La crisis que sacude al Gobierno local de Brasilia, la capital de la República brasileña, en vísperas de la celebración de sus 50 años de existencia, es grave y emblemática. Se trata de una crisis política y judicial que ha llevado a la cárcel al gobernador, José Roberto Arruda, del partido opositor Demócratas (DEM), y al vicegobernador, Paulo Octavio Alves, también acusado de corrupción, que había tomado su relevo, a la dimisión. El tercer gobernador en 12 días, Wilson Lima, es un hombre de Arruda y un personaje curioso, que antes de ser empresario había sido controlador de autobuses y vendedor de helados en la calle; de todos modos, seguramente dejará el cargo en abril para presentarse de nuevo a las elecciones.
El presidente del país, Luiz Inácio Lula da Silva, que desea cualquier cosa menos un escándalo de corrupción en la capital meses antes de dejar la presidencia, prefiere una solución política a una intervención del Gobierno. Por eso no ha querido pronunciarse, alegando que espera el veredicto de la justicia. Una intervención oficial sería como una operación a corazón abierto, dicen los analistas, porque Lula tendría que nombrar a alguien de su confianza para que hiciese limpieza. Y eso conlleva grandes riesgos, incluso constitucionales.
El Supremo Tribunal Federal debía decidir ayer sobre la permanencia o no de Arruda en la cárcel. Pero un encaje de bolillos de los abogados del ex gobernador ha logrado que se posponga la decisión. La opinión pública espera dicho dictamen con interés, ya que se trata del primer gobernador en funciones que va a la cárcel en este país. Si el Supremo decidiera mantenerlo en prisión, para algunos significaría que en Brasil ha empezado algo parecido a la Operación Manos Limpias que convulsionó a la clase política de Italia en los años ochenta.
El problema de Brasilia es que el Gobierno de la capital está contaminado por la corrupción desde hace años. En ella está involucrada la mayoría de los diputados locales y una larga lista de ex gobernadores. Lo que ahora ha colmado el vaso es una serie de vídeos grabados por el secretario institucional de Arruda, Durval Barbosa, en los que no sólo aparece Arruda, sino también varios políticos de su Gobierno recibiendo fajos de billetes y colocándolos en bolsas e incluso en los calcetines; este dinero provenía del desvío de fondos públicos en el que estaban involucradas empresas de tecnología. Barbosa tenía sobre sus espaldas 37 procesos administrativos y traicionó a su jefe para conseguir una disminución de la condena.
Pero los ex gobernadores y una buena parte del Gobierno capitalino no sólo están acusados de corrupción.
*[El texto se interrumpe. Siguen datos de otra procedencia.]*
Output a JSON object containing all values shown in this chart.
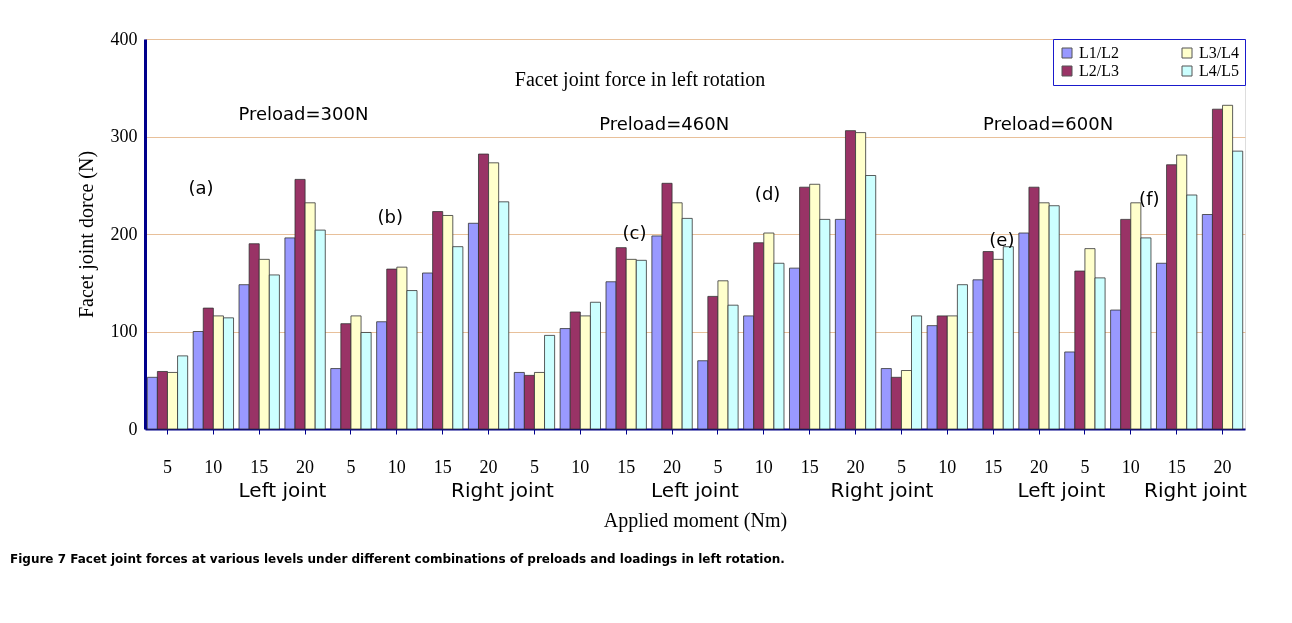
{
  "chart_data": {
    "type": "bar",
    "title": "Facet joint force in left rotation",
    "xlabel": "Applied moment (Nm)",
    "ylabel": "Facet joint dorce (N)",
    "categories": [
      "5",
      "10",
      "15",
      "20",
      "5",
      "10",
      "15",
      "20",
      "5",
      "10",
      "15",
      "20",
      "5",
      "10",
      "15",
      "20",
      "5",
      "10",
      "15",
      "20",
      "5",
      "10",
      "15",
      "20"
    ],
    "series": [
      {
        "name": "L1/L2",
        "color": "#9999ff",
        "values": [
          53,
          100,
          148,
          196,
          62,
          110,
          160,
          211,
          58,
          103,
          151,
          198,
          70,
          116,
          165,
          215,
          62,
          106,
          153,
          201,
          79,
          122,
          170,
          220
        ]
      },
      {
        "name": "L2/L3",
        "color": "#993366",
        "values": [
          59,
          124,
          190,
          256,
          108,
          164,
          223,
          282,
          55,
          120,
          186,
          252,
          136,
          191,
          248,
          306,
          53,
          116,
          182,
          248,
          162,
          215,
          271,
          328
        ]
      },
      {
        "name": "L3/L4",
        "color": "#ffffcc",
        "values": [
          58,
          116,
          174,
          232,
          116,
          166,
          219,
          273,
          58,
          116,
          174,
          232,
          152,
          201,
          251,
          304,
          60,
          116,
          174,
          232,
          185,
          232,
          281,
          332
        ]
      },
      {
        "name": "L4/L5",
        "color": "#ccffff",
        "values": [
          75,
          114,
          158,
          204,
          99,
          142,
          187,
          233,
          96,
          130,
          173,
          216,
          127,
          170,
          215,
          260,
          116,
          148,
          187,
          229,
          155,
          196,
          240,
          285
        ]
      }
    ],
    "ylim": [
      0,
      400
    ],
    "yticks": [
      0,
      100,
      200,
      300,
      400
    ],
    "grid": "y",
    "legend": "top right",
    "annotations": [
      "Preload=300N",
      "Preload=460N",
      "Preload=600N",
      "(a)",
      "(b)",
      "(c)",
      "(d)",
      "(e)",
      "(f)",
      "Left joint",
      "Right joint",
      "Left joint",
      "Right joint",
      "Left joint",
      "Right joint",
      "Figure 7 Facet joint forces at various levels under different combinations of preloads and loadings in left rotation."
    ]
  }
}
Sobre ellos también pesan imputaciones por formación de cuadrilla, peculado, corrupción activa y pasiva, fraude en la adjudicación de obras públicas, y delitos electorales y tributarios.
Según el procurador general de la República, Roberto Gurgel, las instituciones del Gobierno de Brasilia corren el peligro de desmoronarse. Para él, la necesidad de que intervenga el Gobierno central se justifica por este desplome generalizado, sobre todo de los poderes legislativo y ejecutivo.
El DEM, partido de la oposición que gobierna mayoritariamente en Brasilia, se ve entre la espada y la pared. Para no repetir el error del Partido de los Trabajadores (PT) -que en 2005, cuando la crisis de corrupción salpicó al partido y al mismo Lula, defendió a sus líderes-, ha decidido expulsar de sus filas a Arruda y pedido la salida del Gobierno de todos los acusados que estaban afiliados.